L'université Lyon 1 frappe fort dès la rentrée avec une murder party géante sur tout le campus. // ©  Université Lyon 1
Pour recruter leurs futurs étudiants, universités et écoles redoublent d'imagination. Live escape, magazine bilingue à destination des étudiants étrangers, escape game commencé sur les réseaux sociaux… Retour sur trois campagnes de communication distinguées en 2018 pour leur originalité et leur efficacité.

Visite de campus : les zombies attaquent !

Pour guérir, les étudiants contaminés devaient retrouver des indices sur le campus de Lyon 1.  // © Université Lyon 1
Pour guérir, les étudiants contaminés devaient retrouver des indices sur le campus de Lyon 1. // © Université Lyon 1

En septembre 2018, l’université Claude-Bernard Lyon 1 a organisé un live escape géant sur le thème des zombies.

La semaine précédant la rentrée, les 400 étudiants de la L1 STS (sciences, technologie, santé) étaient conviés à un live escape géant : un jeu d’évasion de plein air sur tout le campus, sans contrainte de temps, dont le thème était… les zombies attaquent ! "Le jour même, ils ne savaient pas où ils arrivaient, se souvient Béatrice Dias, la directrice de la communication. Nous les avons mis en équipe en amphi, puis nous leur avons tamponné le bras en leur disant : ‘nous venons de vous inoculer un virus. Vous avez trois solutions : guérir, mourir ou faire muter le virus pour devenir un ou une super-héros ou super-héroïne'."

Les indices qui leur permettaient de guérir étaient disséminés sur le campus. Un "médecin" zombie rôdait et contaminait les participants. Les contaminés ne pouvaient pas aller au bout du jeu, mais pouvaient recevoir un lot si leur équipe gagnait.

Une équipe de maquilleurs professionnels transformait les étudiants au fur et à mesure de leur contamination. "Certains faisaient exprès de se faire attraper pour se faire maquiller ! sourit Béatrice Dias. Par conséquent, les délais pour devenir un zombie étaient trop longs…"

Pour l’université, il s’agissait de casser les codes de la traditionnelle visite du campus.

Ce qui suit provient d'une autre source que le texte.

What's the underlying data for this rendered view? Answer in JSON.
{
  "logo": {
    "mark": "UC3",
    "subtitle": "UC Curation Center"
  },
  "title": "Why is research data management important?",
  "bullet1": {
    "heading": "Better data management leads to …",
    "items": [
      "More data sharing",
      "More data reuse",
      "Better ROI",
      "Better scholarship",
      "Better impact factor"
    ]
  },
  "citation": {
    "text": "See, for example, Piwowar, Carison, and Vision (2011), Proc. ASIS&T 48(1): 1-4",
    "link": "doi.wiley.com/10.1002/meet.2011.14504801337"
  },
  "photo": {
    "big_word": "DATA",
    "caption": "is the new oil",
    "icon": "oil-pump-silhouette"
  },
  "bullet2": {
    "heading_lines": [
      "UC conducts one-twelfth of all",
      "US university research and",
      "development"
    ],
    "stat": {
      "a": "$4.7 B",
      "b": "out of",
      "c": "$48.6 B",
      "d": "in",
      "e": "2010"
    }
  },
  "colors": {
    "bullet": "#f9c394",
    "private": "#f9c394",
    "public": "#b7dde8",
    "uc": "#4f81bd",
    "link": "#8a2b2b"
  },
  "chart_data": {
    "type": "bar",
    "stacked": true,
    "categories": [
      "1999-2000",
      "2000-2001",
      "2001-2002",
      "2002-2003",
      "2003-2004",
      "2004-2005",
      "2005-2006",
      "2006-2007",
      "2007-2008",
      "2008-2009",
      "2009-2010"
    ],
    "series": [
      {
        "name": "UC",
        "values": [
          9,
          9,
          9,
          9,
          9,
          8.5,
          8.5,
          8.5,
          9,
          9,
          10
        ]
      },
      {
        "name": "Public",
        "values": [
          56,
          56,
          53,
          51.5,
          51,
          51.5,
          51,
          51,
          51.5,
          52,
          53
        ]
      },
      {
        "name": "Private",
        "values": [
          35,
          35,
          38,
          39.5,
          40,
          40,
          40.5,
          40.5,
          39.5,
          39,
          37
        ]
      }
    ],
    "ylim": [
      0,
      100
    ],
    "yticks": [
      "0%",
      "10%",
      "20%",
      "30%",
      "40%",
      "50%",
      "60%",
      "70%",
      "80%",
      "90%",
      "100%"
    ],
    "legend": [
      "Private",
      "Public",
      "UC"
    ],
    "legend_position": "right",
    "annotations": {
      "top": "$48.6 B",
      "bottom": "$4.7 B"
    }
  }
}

En plus de favoriser l’esprit de groupe et la convivialité, le but était de faire découvrir aux nouveaux étudiants le campus et les services auxquels ils feraient appel au cours de leurs études : le laboratoire de langues, les services d’orientation, le service culture, le bureau de la vie étudiante, la médecine préventive, la bibliothèque, etc.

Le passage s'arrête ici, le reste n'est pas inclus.